The French tax administration (“FTA”) regarded this flow as a distributed income of the German subsidiary, taxable on the basis of French domestic law (Article 120 of the French tax code). The FTA then considered that the French-German tax treaty did not exclude the taxation of such income in France: while such income could not be treated as dividends within the meaning of article 9 of the tax treaty, article 18 gave France the right to tax any other income not mentioned elsewhere.
The FTA had nevertheless found that the French company met the conditions for benefiting from the parent company scheme. Consequently, the income received by SAS Royal Canin could be exempted, except the imposition of a 5% share for costs and expenses.
Challenging this analysis, the French company’s position (i.e., no taxation in France of the income distributed) was followed by the Montreuil Administrative Court.
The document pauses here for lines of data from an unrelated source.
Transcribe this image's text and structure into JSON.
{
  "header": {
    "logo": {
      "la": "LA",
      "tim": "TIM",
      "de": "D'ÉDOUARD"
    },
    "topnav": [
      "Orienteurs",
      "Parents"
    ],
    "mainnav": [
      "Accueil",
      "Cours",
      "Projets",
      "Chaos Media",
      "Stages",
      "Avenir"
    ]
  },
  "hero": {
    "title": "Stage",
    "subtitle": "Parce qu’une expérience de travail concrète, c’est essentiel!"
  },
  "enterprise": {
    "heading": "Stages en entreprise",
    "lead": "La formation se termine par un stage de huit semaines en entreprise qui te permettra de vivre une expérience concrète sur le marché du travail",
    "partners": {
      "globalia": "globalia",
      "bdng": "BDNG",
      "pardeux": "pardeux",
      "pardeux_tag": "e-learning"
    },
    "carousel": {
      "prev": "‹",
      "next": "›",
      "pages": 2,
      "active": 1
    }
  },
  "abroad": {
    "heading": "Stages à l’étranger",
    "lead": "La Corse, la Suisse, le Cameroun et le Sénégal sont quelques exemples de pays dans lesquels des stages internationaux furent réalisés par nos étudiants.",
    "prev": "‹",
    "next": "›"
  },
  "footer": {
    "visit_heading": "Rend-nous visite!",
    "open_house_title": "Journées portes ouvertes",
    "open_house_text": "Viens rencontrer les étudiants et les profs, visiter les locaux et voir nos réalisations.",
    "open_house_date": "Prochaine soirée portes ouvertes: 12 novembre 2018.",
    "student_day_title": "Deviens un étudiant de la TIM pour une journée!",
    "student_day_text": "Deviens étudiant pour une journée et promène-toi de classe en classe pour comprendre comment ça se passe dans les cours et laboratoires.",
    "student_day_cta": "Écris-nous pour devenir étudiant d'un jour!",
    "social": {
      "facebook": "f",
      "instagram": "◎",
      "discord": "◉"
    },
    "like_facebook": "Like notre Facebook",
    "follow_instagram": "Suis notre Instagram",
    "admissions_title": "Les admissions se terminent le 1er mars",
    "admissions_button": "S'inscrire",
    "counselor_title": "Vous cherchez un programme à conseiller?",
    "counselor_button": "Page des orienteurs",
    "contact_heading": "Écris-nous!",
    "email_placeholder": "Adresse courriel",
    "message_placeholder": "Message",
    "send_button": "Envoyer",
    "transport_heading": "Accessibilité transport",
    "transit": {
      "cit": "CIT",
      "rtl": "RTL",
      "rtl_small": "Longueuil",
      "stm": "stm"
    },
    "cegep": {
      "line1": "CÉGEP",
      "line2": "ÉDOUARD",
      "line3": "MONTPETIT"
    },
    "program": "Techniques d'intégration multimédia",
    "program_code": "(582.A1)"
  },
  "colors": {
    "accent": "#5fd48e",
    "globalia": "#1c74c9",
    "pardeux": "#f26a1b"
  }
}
The Administrative Court of Appeal of Versailles then dismissed the appeal lodged by the FTA and confirmed the judgment.
Decision of the French Supreme administrative Court
When the FTA appealed before the French Supreme administrative Court (“Conseil d’Etat”), the judges first analyzed the type of French company to which the foreign company could be assimilated. They held that, regarding all its characteristics, the “GmbH & Co KG” form under German law is comparable to a French limited partnership.
The taxation of an income received in France from a German limited partnership is not explicitly ruled by the Conseil d’Etat. However, the judgment implicitly suggests that this right to tax is granted article 205 of the French tax code.
The judges confirm nonetheless that the taxation of this kind of income in France is barred by article 4 (3) of the French-German tax treaty.
These provisions expressly refer to a partner’s share in the profits of a company incorporated as a limited partnership. However, article 4 (3) provides that income derived from the participation in the profits of a limited partnership shall be taxable only in the State in which this limited partnership has a permanent establishment, in proportion only to that partner’s share in the profits of that establishment. It should be noted, moreover, that the tax treaty does not distinct whether the beneficiary of the income is a limited or general partner.
The Conseil d’Etat concludes that the income received by the French company corresponding to its share in the profits of the German company Royal Canin Tiernahrung GmbH & Co KG is exclusively taxable in Germany. As a result, it rules out the application of Articles 9 (Dividends) and 18 (Other income).